We also talked about the fact that vendors are to a large extent driving the process these days. We do not have good interoperability and we do not have data harmonization because it is not in the vendor’s interest. They want to keep their trade secrets. They want to capture customers so the customers cannot go to another vendor. They want to market themselves as unique and so on. We may need to have some disincentives for bad behavior and some incentives for the types of features and capabilities that we want keeping in mind that everybody has a different agenda and those agendas can very much be in conflict.

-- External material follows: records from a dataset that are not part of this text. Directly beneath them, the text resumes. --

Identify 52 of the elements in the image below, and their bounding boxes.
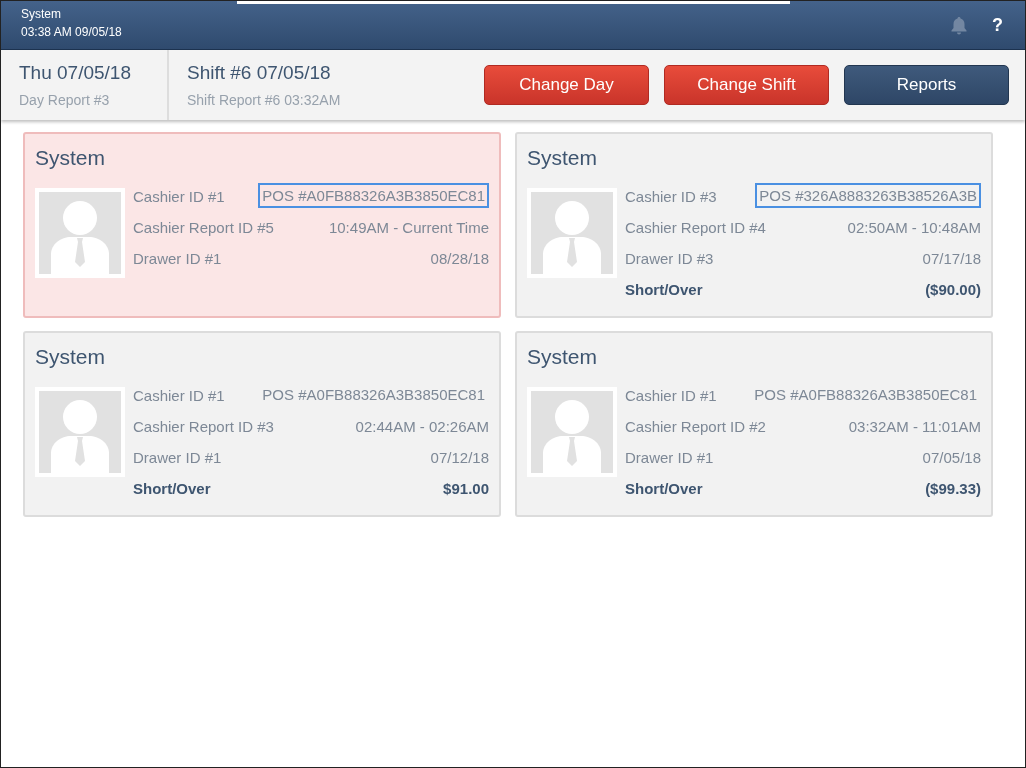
cashier-id: Cashier ID #1 bbox=[625, 387, 717, 404]
card-title: System bbox=[527, 146, 598, 170]
app-title: System bbox=[21, 7, 62, 21]
time-range: 10:49AM - Current Time bbox=[328, 219, 489, 236]
help-button[interactable]: ? bbox=[990, 14, 1005, 36]
pos-id: POS #A0FB88326A3B3850EC81 bbox=[753, 385, 978, 405]
day-title: Thu 07/05/18 bbox=[19, 62, 132, 84]
drawer-id: Drawer ID #3 bbox=[625, 250, 714, 267]
short-over-label: Short/Over bbox=[625, 480, 703, 497]
drawer-id: Drawer ID #1 bbox=[133, 449, 222, 466]
short-over-label: Short/Over bbox=[133, 480, 211, 497]
header-button[interactable]: Reports bbox=[844, 65, 1009, 105]
avatar-icon bbox=[35, 188, 125, 278]
drawer-date: 08/28/18 bbox=[430, 250, 489, 267]
card-title: System bbox=[527, 345, 598, 369]
cashier-id: Cashier ID #1 bbox=[133, 387, 225, 404]
cashier-report-id: Cashier Report ID #5 bbox=[133, 219, 274, 236]
current-datetime: 03:38 AM 09/05/18 bbox=[21, 25, 123, 39]
drawer-id: Drawer ID #1 bbox=[133, 250, 222, 267]
shift-title: Shift #6 07/05/18 bbox=[187, 62, 332, 84]
pos-id: POS #A0FB88326A3B3850EC81 bbox=[261, 385, 486, 405]
shift-report: Shift Report #6 03:32AM bbox=[187, 92, 341, 108]
cashier-report-id: Cashier Report ID #3 bbox=[133, 418, 274, 435]
time-range: 02:50AM - 10:48AM bbox=[847, 219, 981, 236]
cashier-card[interactable]: System Cashier ID #1 POS #A0FB88326A3B3850EC81 Cashier Report ID #2 03:32AM - 11:01AM Drawer ID #1 07/05/18 Short/Over ($99.33) bbox=[515, 331, 993, 517]
cashier-card[interactable]: System Cashier ID #1 POS #A0FB88326A3B3850EC81 Cashier Report ID #3 02:44AM - 02:26AM Drawer ID #1 07/12/18 Short/Over $91.00 bbox=[23, 331, 501, 517]
short-over-amount: ($90.00) bbox=[925, 281, 981, 298]
time-range: 03:32AM - 11:01AM bbox=[848, 418, 981, 435]
card-title: System bbox=[35, 146, 106, 170]
header-button[interactable]: Change Shift bbox=[664, 65, 829, 105]
cashier-report-id: Cashier Report ID #2 bbox=[625, 418, 766, 435]
cashier-card[interactable]: System Cashier ID #3 POS #326A8883263B38526A3B Cashier Report ID #4 02:50AM - 10:48AM Drawer ID #3 07/17/18 Short/Over ($90.00) bbox=[515, 132, 993, 318]
drawer-date: 07/05/18 bbox=[922, 449, 981, 466]
avatar-icon bbox=[527, 188, 617, 278]
cashier-card[interactable]: System Cashier ID #1 POS #A0FB88326A3B3850EC81 Cashier Report ID #5 10:49AM - Current Time Drawer ID #1 08/28/18 bbox=[23, 132, 501, 318]
short-over-amount: $91.00 bbox=[443, 480, 489, 497]
avatar-icon bbox=[35, 387, 125, 477]
card-title: System bbox=[35, 345, 106, 369]
pos-id: POS #A0FB88326A3B3850EC81 bbox=[258, 183, 489, 208]
header-button[interactable]: Change Day bbox=[484, 65, 649, 105]
short-over-amount: ($99.33) bbox=[925, 480, 981, 497]
day-report: Day Report #3 bbox=[19, 92, 111, 108]
drawer-date: 07/17/18 bbox=[922, 250, 981, 267]
cashier-id: Cashier ID #3 bbox=[625, 188, 717, 205]
time-range: 02:44AM - 02:26AM bbox=[355, 418, 489, 435]
drawer-date: 07/12/18 bbox=[430, 449, 489, 466]
avatar-icon bbox=[527, 387, 617, 477]
short-over-label: Short/Over bbox=[625, 281, 703, 298]
cashier-report-id: Cashier Report ID #4 bbox=[625, 219, 766, 236]
cashier-id: Cashier ID #1 bbox=[133, 188, 225, 205]
drawer-id: Drawer ID #1 bbox=[625, 449, 714, 466]
pos-id: POS #326A8883263B38526A3B bbox=[755, 183, 981, 208]
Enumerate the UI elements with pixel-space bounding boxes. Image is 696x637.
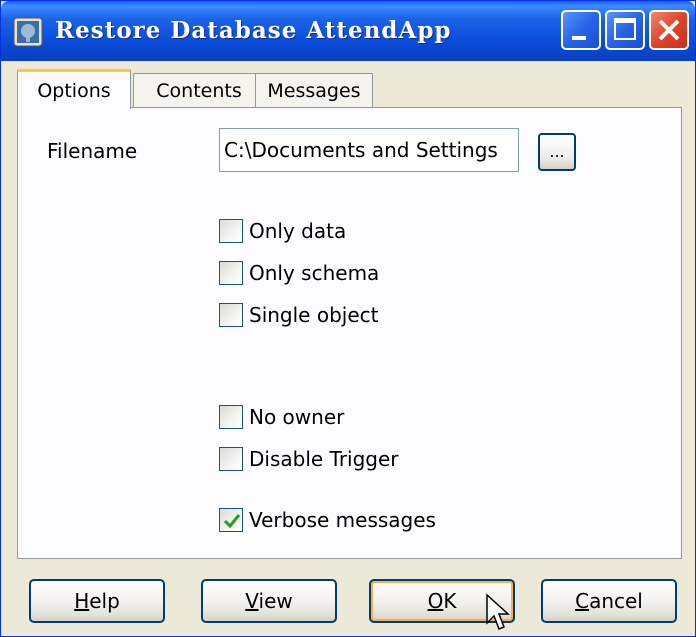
elephant-app-icon [13,17,43,47]
view-label: iew [258,589,293,613]
title-bar[interactable]: Restore Database AttendApp [1,1,695,61]
minimize-button[interactable] [561,10,601,50]
tab-contents[interactable]: Contents [133,73,265,107]
view-accelerator: V [245,589,259,613]
single-object-label: Single object [249,303,379,327]
close-icon [658,19,680,41]
checkbox-box[interactable] [219,405,243,429]
filename-label: Filename [47,139,138,163]
tab-messages[interactable]: Messages [255,73,373,107]
filename-input[interactable]: C:\Documents and Settings [219,128,519,172]
close-button[interactable] [649,10,689,50]
options-panel [17,107,682,559]
tab-contents-label: Contents [156,80,242,102]
cancel-label: ancel [589,589,643,613]
no-owner-label: No owner [249,405,345,429]
tab-messages-label: Messages [267,80,361,102]
filename-value: C:\Documents and Settings [224,138,498,162]
checkmark-icon [223,514,241,529]
help-label: elp [89,589,120,613]
help-button[interactable]: Help [29,579,165,623]
cancel-button[interactable]: Cancel [541,579,677,623]
checkbox-box[interactable] [219,303,243,327]
ok-accelerator: O [427,589,444,613]
tab-options[interactable]: Options [17,69,131,109]
disable-trigger-label: Disable Trigger [249,447,399,471]
restore-database-dialog: Restore Database AttendApp Options Conte… [0,0,696,637]
checkbox-box[interactable] [219,219,243,243]
browse-button[interactable]: ... [538,133,576,171]
checkbox-box[interactable] [219,261,243,285]
tab-options-label: Options [37,80,111,102]
mouse-pointer-icon [486,593,510,630]
help-accelerator: H [74,589,90,613]
checkbox-box[interactable] [219,508,243,532]
only-schema-label: Only schema [249,261,380,285]
ok-label: K [443,589,457,613]
browse-label: ... [549,142,565,161]
minimize-icon [572,36,586,40]
only-data-label: Only data [249,219,347,243]
view-button[interactable]: View [201,579,337,623]
cancel-accelerator: C [575,589,590,613]
verbose-messages-label: Verbose messages [249,508,436,532]
maximize-icon [614,18,636,40]
window-title: Restore Database AttendApp [55,17,452,44]
maximize-button[interactable] [605,10,645,50]
checkbox-box[interactable] [219,447,243,471]
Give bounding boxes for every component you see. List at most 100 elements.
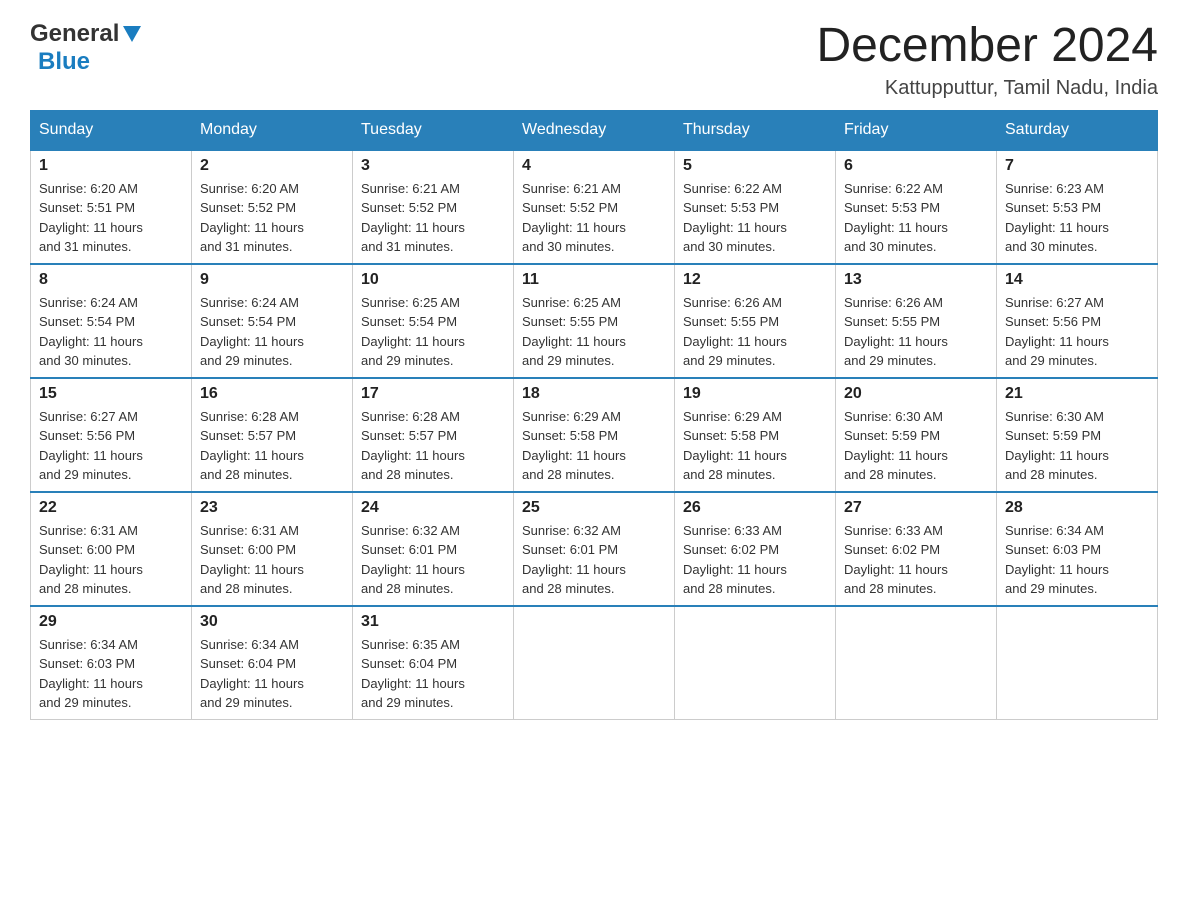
table-row [997,606,1158,720]
table-row: 7 Sunrise: 6:23 AMSunset: 5:53 PMDayligh… [997,150,1158,264]
table-row: 14 Sunrise: 6:27 AMSunset: 5:56 PMDaylig… [997,264,1158,378]
day-number: 28 [1005,499,1149,517]
day-number: 3 [361,157,505,175]
logo-general-text: General [30,20,119,48]
table-row: 18 Sunrise: 6:29 AMSunset: 5:58 PMDaylig… [514,378,675,492]
location-label: Kattupputtur, Tamil Nadu, India [816,77,1158,100]
day-info: Sunrise: 6:24 AMSunset: 5:54 PMDaylight:… [200,293,344,371]
col-friday: Friday [836,110,997,150]
day-number: 13 [844,271,988,289]
day-number: 2 [200,157,344,175]
table-row: 8 Sunrise: 6:24 AMSunset: 5:54 PMDayligh… [31,264,192,378]
day-number: 16 [200,385,344,403]
table-row: 6 Sunrise: 6:22 AMSunset: 5:53 PMDayligh… [836,150,997,264]
table-row: 26 Sunrise: 6:33 AMSunset: 6:02 PMDaylig… [675,492,836,606]
day-info: Sunrise: 6:28 AMSunset: 5:57 PMDaylight:… [200,407,344,485]
col-tuesday: Tuesday [353,110,514,150]
table-row [514,606,675,720]
calendar-header-row: Sunday Monday Tuesday Wednesday Thursday… [31,110,1158,150]
table-row: 3 Sunrise: 6:21 AMSunset: 5:52 PMDayligh… [353,150,514,264]
day-number: 21 [1005,385,1149,403]
table-row: 10 Sunrise: 6:25 AMSunset: 5:54 PMDaylig… [353,264,514,378]
table-row: 25 Sunrise: 6:32 AMSunset: 6:01 PMDaylig… [514,492,675,606]
logo: General Blue [30,20,143,76]
col-wednesday: Wednesday [514,110,675,150]
table-row: 16 Sunrise: 6:28 AMSunset: 5:57 PMDaylig… [192,378,353,492]
day-info: Sunrise: 6:34 AMSunset: 6:04 PMDaylight:… [200,635,344,713]
day-number: 30 [200,613,344,631]
table-row: 30 Sunrise: 6:34 AMSunset: 6:04 PMDaylig… [192,606,353,720]
day-info: Sunrise: 6:30 AMSunset: 5:59 PMDaylight:… [1005,407,1149,485]
day-number: 18 [522,385,666,403]
day-info: Sunrise: 6:25 AMSunset: 5:54 PMDaylight:… [361,293,505,371]
calendar-week-row: 1 Sunrise: 6:20 AMSunset: 5:51 PMDayligh… [31,150,1158,264]
table-row: 27 Sunrise: 6:33 AMSunset: 6:02 PMDaylig… [836,492,997,606]
calendar-week-row: 29 Sunrise: 6:34 AMSunset: 6:03 PMDaylig… [31,606,1158,720]
table-row: 31 Sunrise: 6:35 AMSunset: 6:04 PMDaylig… [353,606,514,720]
day-info: Sunrise: 6:33 AMSunset: 6:02 PMDaylight:… [683,521,827,599]
day-info: Sunrise: 6:21 AMSunset: 5:52 PMDaylight:… [522,179,666,257]
day-number: 19 [683,385,827,403]
table-row: 2 Sunrise: 6:20 AMSunset: 5:52 PMDayligh… [192,150,353,264]
day-number: 31 [361,613,505,631]
calendar-week-row: 15 Sunrise: 6:27 AMSunset: 5:56 PMDaylig… [31,378,1158,492]
day-info: Sunrise: 6:30 AMSunset: 5:59 PMDaylight:… [844,407,988,485]
day-info: Sunrise: 6:27 AMSunset: 5:56 PMDaylight:… [1005,293,1149,371]
day-info: Sunrise: 6:31 AMSunset: 6:00 PMDaylight:… [200,521,344,599]
day-info: Sunrise: 6:34 AMSunset: 6:03 PMDaylight:… [39,635,183,713]
day-info: Sunrise: 6:26 AMSunset: 5:55 PMDaylight:… [683,293,827,371]
day-number: 8 [39,271,183,289]
table-row: 12 Sunrise: 6:26 AMSunset: 5:55 PMDaylig… [675,264,836,378]
table-row: 15 Sunrise: 6:27 AMSunset: 5:56 PMDaylig… [31,378,192,492]
day-info: Sunrise: 6:22 AMSunset: 5:53 PMDaylight:… [844,179,988,257]
table-row: 9 Sunrise: 6:24 AMSunset: 5:54 PMDayligh… [192,264,353,378]
day-info: Sunrise: 6:24 AMSunset: 5:54 PMDaylight:… [39,293,183,371]
table-row: 11 Sunrise: 6:25 AMSunset: 5:55 PMDaylig… [514,264,675,378]
table-row [675,606,836,720]
day-number: 6 [844,157,988,175]
day-info: Sunrise: 6:27 AMSunset: 5:56 PMDaylight:… [39,407,183,485]
col-sunday: Sunday [31,110,192,150]
table-row: 28 Sunrise: 6:34 AMSunset: 6:03 PMDaylig… [997,492,1158,606]
day-number: 22 [39,499,183,517]
day-info: Sunrise: 6:29 AMSunset: 5:58 PMDaylight:… [683,407,827,485]
day-number: 4 [522,157,666,175]
day-number: 1 [39,157,183,175]
day-info: Sunrise: 6:32 AMSunset: 6:01 PMDaylight:… [361,521,505,599]
table-row: 29 Sunrise: 6:34 AMSunset: 6:03 PMDaylig… [31,606,192,720]
calendar-week-row: 22 Sunrise: 6:31 AMSunset: 6:00 PMDaylig… [31,492,1158,606]
col-monday: Monday [192,110,353,150]
day-info: Sunrise: 6:29 AMSunset: 5:58 PMDaylight:… [522,407,666,485]
day-info: Sunrise: 6:20 AMSunset: 5:51 PMDaylight:… [39,179,183,257]
day-info: Sunrise: 6:23 AMSunset: 5:53 PMDaylight:… [1005,179,1149,257]
day-number: 5 [683,157,827,175]
day-info: Sunrise: 6:31 AMSunset: 6:00 PMDaylight:… [39,521,183,599]
day-info: Sunrise: 6:26 AMSunset: 5:55 PMDaylight:… [844,293,988,371]
day-number: 20 [844,385,988,403]
table-row: 4 Sunrise: 6:21 AMSunset: 5:52 PMDayligh… [514,150,675,264]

Finally, we had a very animated discussion about the extent to which data should be publicly available. Again, this is consistent with some of the other points that were made. We brought up the example of a study, which somehow was published in a peer review journal that found a causal link between abortion and later subsequent mental health problems including suicide. And that study was debunked a few years later. They relooked at the data. The study had been terribly designed. But it was not debunked before quite a number of states passed actual legislation that is still in place that requires physicians to warn women who are seeking abortion that they are likely or that they may suffer very significant mental health problems. There is a danger to data. If it is publicly available, it might be even more dangerous because people can post things on blogs and on websites and so on that look scientifically valid.
We had a discussion about whether we need some gate keeping. Do we need consequences for misuse? Lacy told us that within the Beacon system actually those safeguards are in place. And what kind of governance do we need? But of course, there was robust disagreement in the group because we had some advocates for publicly available data no matter what and for the political process are for people to do damage control rather than restricting access.
I think I will sit down now. That is our contribution.
DR. COHEN: Rather than have Lee provide the summary for today so much has happened. Are you going to make a few comments?
DR. CORNELIOUS: I am just going to say quickly where my brain was and what you will get tomorrow morning. Actually, you took the charge to both think about the key points out of both plenaries and the common points that came across all three groups. What I will produce tonight for our consumption first thing in the morning is an abstract so that when I do the presentation, we can start the morning off fresh.
DR. FRANCIS: And hopefully that will set the work plan for tomorrow because I will not try to set a work plan. I will simply leave it up to Lee.
DR. COHEN: Thank you all. It has been a wonderful day. I look forward to more tomorrow.